Dans l’œuvre, ou au moins dans ses deux premiers opus, on sent l'intention d'une autrice cherchant à narrer une histoire romantique. Un démarche assumée, Rossella Sergi étant friande de tranches de vie romancées, tandis certaines spécialistes des histoires amoureuses shôjo telles que Io Sakisaka et Ai Minase figurent parmi ses artistes préférées. Alors, le quotidien nouveau de Sofia est l'occasion de planter deux dimensions amoureuses distinctes. Il y a d'une part sa relation forte avec Luca, le "gendre idéal" car sage et propre sur lui en permanence, et de l'autre ce rapport très ambigu qui se développe avec Lorenzo, beau ténébreux qui se décrit lui même comme « n'étant pas un gentil ». On trouve ici un archétype de la romance ado/young assez évident, l'héroïne étant alors partagée entre deux figures masculines bien différentes, mais chacune ayant son charme. L'autrice répond d'ailleurs à ce façonnement par son dessin aux traits fins et précis, mettant en place deux beaux garçons qui s'opposent aussi par leurs physiques, Luca étant blond et plus chétif là où Lorenzo incarne le brun un peu plus costaud et imposant. On pourrait dire que cette esthétique, visuelle comme d'ambiance, est un choix très cliché, ce qui pourrait créer la crainte d'un récit tout aussi codifié.

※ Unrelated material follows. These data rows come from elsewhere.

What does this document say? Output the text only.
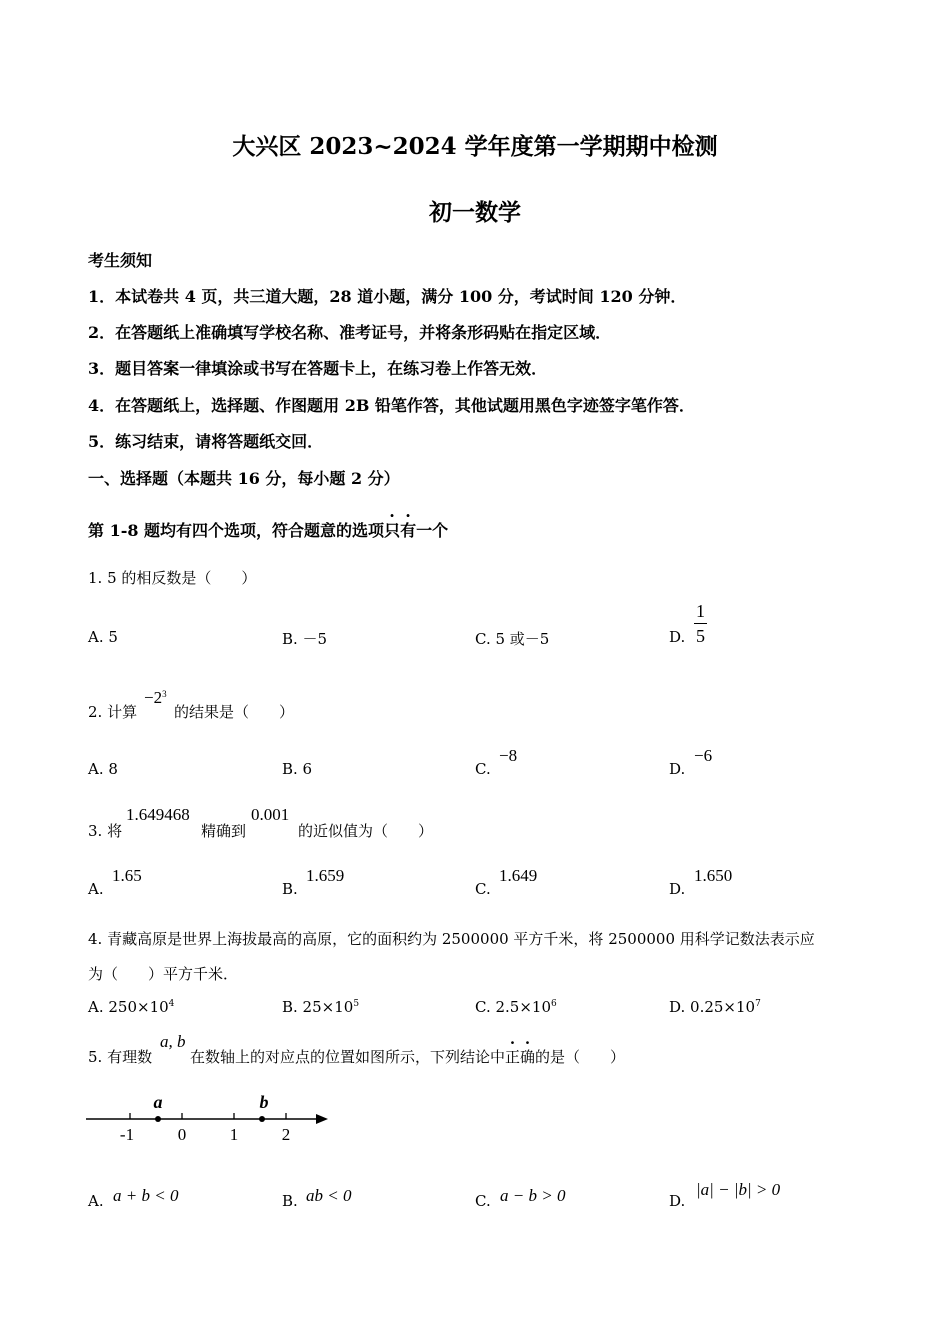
大兴区 2023~2024 学年度第一学期期中检测
初一数学
考生须知
1．本试卷共 4 页，共三道大题，28 道小题，满分 100 分，考试时间 120 分钟．
2．在答题纸上准确填写学校名称、准考证号，并将条形码贴在指定区域．
3．题目答案一律填涂或书写在答题卡上，在练习卷上作答无效．
4．在答题纸上，选择题、作图题用 2B 铅笔作答，其他试题用黑色字迹签字笔作答．
5．练习结束，请将答题纸交回．
一、选择题（本题共 16 分，每小题 2 分）
第 1-8 题均有四个选项，符合题意的选项只有一个
1. 5 的相反数是（　　）
A. 5	B. －5	C. 5 或－5	D. $\frac{1}{5}$
2. 计算
$-2^3$
的结果是（　　）
A. 8	B. 6	C.
−8
D.
−6
3. 将
1.649468
精确到
0.001
的近似值为（　　）
A.
1.65
B.
1.659
C.
1.649
D.
1.650
4. 青藏高原是世界上海拔最高的高原，它的面积约为 2500000 平方千米，将 2500000 用科学记数法表示应
为（　　）平方千米．
A. $250\times 10^4$	B. $25\times 10^5$	C. $2.5\times 10^6$	D. $0.25\times 10^7$
5. 有理数
a, b
在数轴上的对应点的位置如图所示，下列结论中正确的是（　　）
a	b
-1	0	1	2
A. a + b < 0	B. ab < 0	C. a − b > 0	D.
|a| − |b| > 0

Mais l'autrice a une écriture bien habile, aussi cette façade idyllique et le classicisme du triangle amoureux se voit bousculé par l'autre dimension émotionnelle du récit, plus violente et percutante.

Car plus qu'une histoire d'amour gentillette, c'est presque le drame shakespearien qu'on retiendra de Deep Scar, au terme de la lecture. Si le premier (et éventuellement le second) tome pose des bases propres et sereines, malgré des déboires déjà forts, les deux derniers volets plantent une dimension totalement différente du scénario. Il n'est clairement plus question d'un triangle gentillet mais d'un récit dramatique dans lequel les choix sentimentaux de l'héroïne s'opposent aux impératifs de ses parents toxiques au possible. C'est d'ailleurs un aspect que nous avions volontairement occulté jusqu'à présent pour l'aborder ici, le manga met à l'honneur ce rapport que peuvent avoir certains enfants à leurs géniteurs, mauvais dans ce qu'ils imposent à leurs petites têtes blondes. L'émancipation revêt alors un rôle salvateur pour le bien être du personnage principal, Sofia. C'est une idée de drame sociale qui vient parfaitement faire écho à la dimension sentimentale du récit, en permanente évolution. Plus que de choisir un prétendant et de savoir si, oui ou non, l'héroïne est tombée sous le charme du beau Lorenzo, le scénario s'intéresse davantage à la chute qu'a connu l'héroïne tout le long de sa vie, et de quelle manière l'éducation beaucoup trop rigide de ses parents a bousculé son existence. Lorenzo ne devient plus un simple intérêt amoureux mais une clé du scénario, et un antagoniste du point de vue des parents de Sofia. L’œuvre fait alors le choix de l'amour rendu impossible à cause d'une relation désavouée par l'autorité parentale. L'ambiance plutôt paisible, ou du moins ordinaire dans ses quelques dilemmes de cœur, prend une tournure beaucoup plus brusque et sombre. Elle paraît moins vraisemblable dans le sens où croiser de tels cas de figure semble de l'ordre de l'impossible, un excès dramatique là aussi voulu tant l'autrice assume à chaque fois des choix très théâtraux, la portée métaphorique du tatouage de Lorenzo en étant une preuve.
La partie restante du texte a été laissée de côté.